The scene is reminiscent of Ferris Bueller’s Day Off.

A name is called. Silence. No one responds.

The process repeats again and again until one lone student walks across the stage.

The Academic Breakfast took place on Thursday, April 7.

Out of a total of 461 awards that were supposed to be given out that day, only 139 students showed up to accept.

Barely 30 percent showed up at a breakfast meant to recognize and honor their achievements.

Granted, some students who were supposed to be recognized were away on a band field trip. Assuming they would have shown up, that only slightly bumps up the percentage of attendance.

Around one out of every three students invited went to the awards ceremony, got a free meal and received an award.

While this is not unexpected or unusual in any way — students have been skipping this breakfast for years — it is still wrong.

However, the students who don’t attend seem to have a point.

Blue Valley gives out too many awards for exhibiting expected behavior. Tiger Tokens, $10 Tuesday, locker magnets, honor roll…

The list goes on.

It has gotten to the point where doing a good job isn’t special anymore.

When more than one-third of the school is asked to attend a breakfast to be rewarded for their hard work, that recognition means less.

Because everyone is doing well and being rewarded has become the norm, it is not appreciated as it should be.

Students have become over-rewarded.

That isn’t to say rewards for doing a good job are a bad thing — it just means that the requirements should be raised.

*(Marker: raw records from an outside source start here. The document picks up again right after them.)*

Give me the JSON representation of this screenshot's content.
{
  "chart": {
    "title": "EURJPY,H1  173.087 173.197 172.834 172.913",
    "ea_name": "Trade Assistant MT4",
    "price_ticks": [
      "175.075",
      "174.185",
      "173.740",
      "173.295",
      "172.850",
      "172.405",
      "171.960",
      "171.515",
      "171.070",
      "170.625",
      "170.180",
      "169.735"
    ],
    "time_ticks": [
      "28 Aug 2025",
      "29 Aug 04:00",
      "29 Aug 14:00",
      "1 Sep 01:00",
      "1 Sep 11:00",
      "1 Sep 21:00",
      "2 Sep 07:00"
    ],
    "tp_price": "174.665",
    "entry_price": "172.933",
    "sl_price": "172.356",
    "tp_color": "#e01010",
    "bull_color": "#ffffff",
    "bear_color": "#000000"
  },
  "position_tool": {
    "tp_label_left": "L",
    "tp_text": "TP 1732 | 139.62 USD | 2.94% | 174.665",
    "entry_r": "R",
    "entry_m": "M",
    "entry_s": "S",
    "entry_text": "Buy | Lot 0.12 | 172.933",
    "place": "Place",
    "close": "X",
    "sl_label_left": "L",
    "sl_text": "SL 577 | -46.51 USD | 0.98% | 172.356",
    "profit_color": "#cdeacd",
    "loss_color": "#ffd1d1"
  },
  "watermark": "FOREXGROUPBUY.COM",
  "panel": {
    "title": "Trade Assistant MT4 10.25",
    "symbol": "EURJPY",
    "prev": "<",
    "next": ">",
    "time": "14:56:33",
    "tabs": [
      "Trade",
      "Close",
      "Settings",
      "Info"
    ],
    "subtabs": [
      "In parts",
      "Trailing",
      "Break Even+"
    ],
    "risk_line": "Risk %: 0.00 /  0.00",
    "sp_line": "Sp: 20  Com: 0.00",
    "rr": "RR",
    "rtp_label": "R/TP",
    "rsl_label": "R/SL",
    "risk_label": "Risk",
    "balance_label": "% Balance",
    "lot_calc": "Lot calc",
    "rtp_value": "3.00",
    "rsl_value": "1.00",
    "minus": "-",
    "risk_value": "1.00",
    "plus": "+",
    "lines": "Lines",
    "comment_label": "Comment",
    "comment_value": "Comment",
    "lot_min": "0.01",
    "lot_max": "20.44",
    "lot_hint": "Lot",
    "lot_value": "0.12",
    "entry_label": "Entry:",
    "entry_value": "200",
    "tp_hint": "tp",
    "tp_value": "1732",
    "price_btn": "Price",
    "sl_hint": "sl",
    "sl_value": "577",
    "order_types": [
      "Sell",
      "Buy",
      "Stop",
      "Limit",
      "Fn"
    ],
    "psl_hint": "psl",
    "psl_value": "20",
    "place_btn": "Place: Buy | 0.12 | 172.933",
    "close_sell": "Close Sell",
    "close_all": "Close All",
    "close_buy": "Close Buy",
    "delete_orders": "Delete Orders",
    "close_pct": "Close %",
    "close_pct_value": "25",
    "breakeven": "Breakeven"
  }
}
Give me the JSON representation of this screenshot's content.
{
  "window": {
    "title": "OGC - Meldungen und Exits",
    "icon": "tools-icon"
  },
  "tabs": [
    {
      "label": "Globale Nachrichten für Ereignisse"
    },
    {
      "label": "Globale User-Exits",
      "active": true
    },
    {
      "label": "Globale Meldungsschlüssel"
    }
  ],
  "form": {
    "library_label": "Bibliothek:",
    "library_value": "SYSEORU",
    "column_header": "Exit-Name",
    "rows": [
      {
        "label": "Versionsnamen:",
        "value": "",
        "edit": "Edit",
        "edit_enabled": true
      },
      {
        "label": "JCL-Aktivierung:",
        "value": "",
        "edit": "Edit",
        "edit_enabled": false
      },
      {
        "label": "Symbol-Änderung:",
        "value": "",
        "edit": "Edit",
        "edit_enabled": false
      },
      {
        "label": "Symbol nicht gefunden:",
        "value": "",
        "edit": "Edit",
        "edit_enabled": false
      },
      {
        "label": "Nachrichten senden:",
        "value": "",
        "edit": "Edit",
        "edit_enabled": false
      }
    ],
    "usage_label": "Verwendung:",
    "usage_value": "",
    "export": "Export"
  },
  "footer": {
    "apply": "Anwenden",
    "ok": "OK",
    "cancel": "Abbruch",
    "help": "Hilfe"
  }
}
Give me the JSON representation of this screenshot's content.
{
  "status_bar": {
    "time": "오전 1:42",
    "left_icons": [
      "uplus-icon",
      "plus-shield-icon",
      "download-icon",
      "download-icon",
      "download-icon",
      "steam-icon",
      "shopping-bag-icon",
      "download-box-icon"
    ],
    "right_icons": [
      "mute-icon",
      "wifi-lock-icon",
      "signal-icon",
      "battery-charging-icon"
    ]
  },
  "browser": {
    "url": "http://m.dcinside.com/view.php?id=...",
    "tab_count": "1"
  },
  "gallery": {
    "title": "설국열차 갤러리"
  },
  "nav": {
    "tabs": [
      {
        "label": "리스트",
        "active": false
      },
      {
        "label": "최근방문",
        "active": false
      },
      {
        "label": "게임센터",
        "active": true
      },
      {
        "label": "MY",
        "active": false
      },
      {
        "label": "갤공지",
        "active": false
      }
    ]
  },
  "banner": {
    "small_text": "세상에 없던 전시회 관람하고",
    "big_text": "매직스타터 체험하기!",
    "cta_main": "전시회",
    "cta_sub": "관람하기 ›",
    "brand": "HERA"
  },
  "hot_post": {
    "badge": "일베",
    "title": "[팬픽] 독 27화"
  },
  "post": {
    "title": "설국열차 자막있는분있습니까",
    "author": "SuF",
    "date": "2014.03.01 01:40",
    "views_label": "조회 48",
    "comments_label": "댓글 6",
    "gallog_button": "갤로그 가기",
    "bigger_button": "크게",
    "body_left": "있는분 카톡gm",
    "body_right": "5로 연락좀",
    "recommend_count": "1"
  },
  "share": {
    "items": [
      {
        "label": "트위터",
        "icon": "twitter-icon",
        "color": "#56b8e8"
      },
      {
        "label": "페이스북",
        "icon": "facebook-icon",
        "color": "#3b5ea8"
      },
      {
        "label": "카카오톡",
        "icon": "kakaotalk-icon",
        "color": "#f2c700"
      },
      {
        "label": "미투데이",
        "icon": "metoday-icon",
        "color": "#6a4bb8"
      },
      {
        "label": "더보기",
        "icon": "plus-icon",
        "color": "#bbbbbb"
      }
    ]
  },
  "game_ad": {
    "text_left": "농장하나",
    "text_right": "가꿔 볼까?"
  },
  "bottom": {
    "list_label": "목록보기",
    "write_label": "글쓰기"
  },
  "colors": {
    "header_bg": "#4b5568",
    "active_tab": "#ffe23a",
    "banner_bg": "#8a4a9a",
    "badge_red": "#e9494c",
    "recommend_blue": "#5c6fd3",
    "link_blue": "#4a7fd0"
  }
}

Showing up to class on time and doing your work should never qualify as something to be rewarded.

It should be expected.

Doing out-of-class work and applying yourself to your subjects, doing extra credit and all of the assignments is what should be recognized.

Studying for hours on end until you can understand the subject, not just being able to pass a test, is what should be rewarded.

At the same time, students need to begin appreciating these rewards.

Some of them actually put in the extra hours and dedication necessary to warrant walking across that stage.

We understand that at the moment, the awards are easy to come by.

But you still need to appreciate them. Today, they may not mean much, but outside of BV others will view it as an actual accomplishment.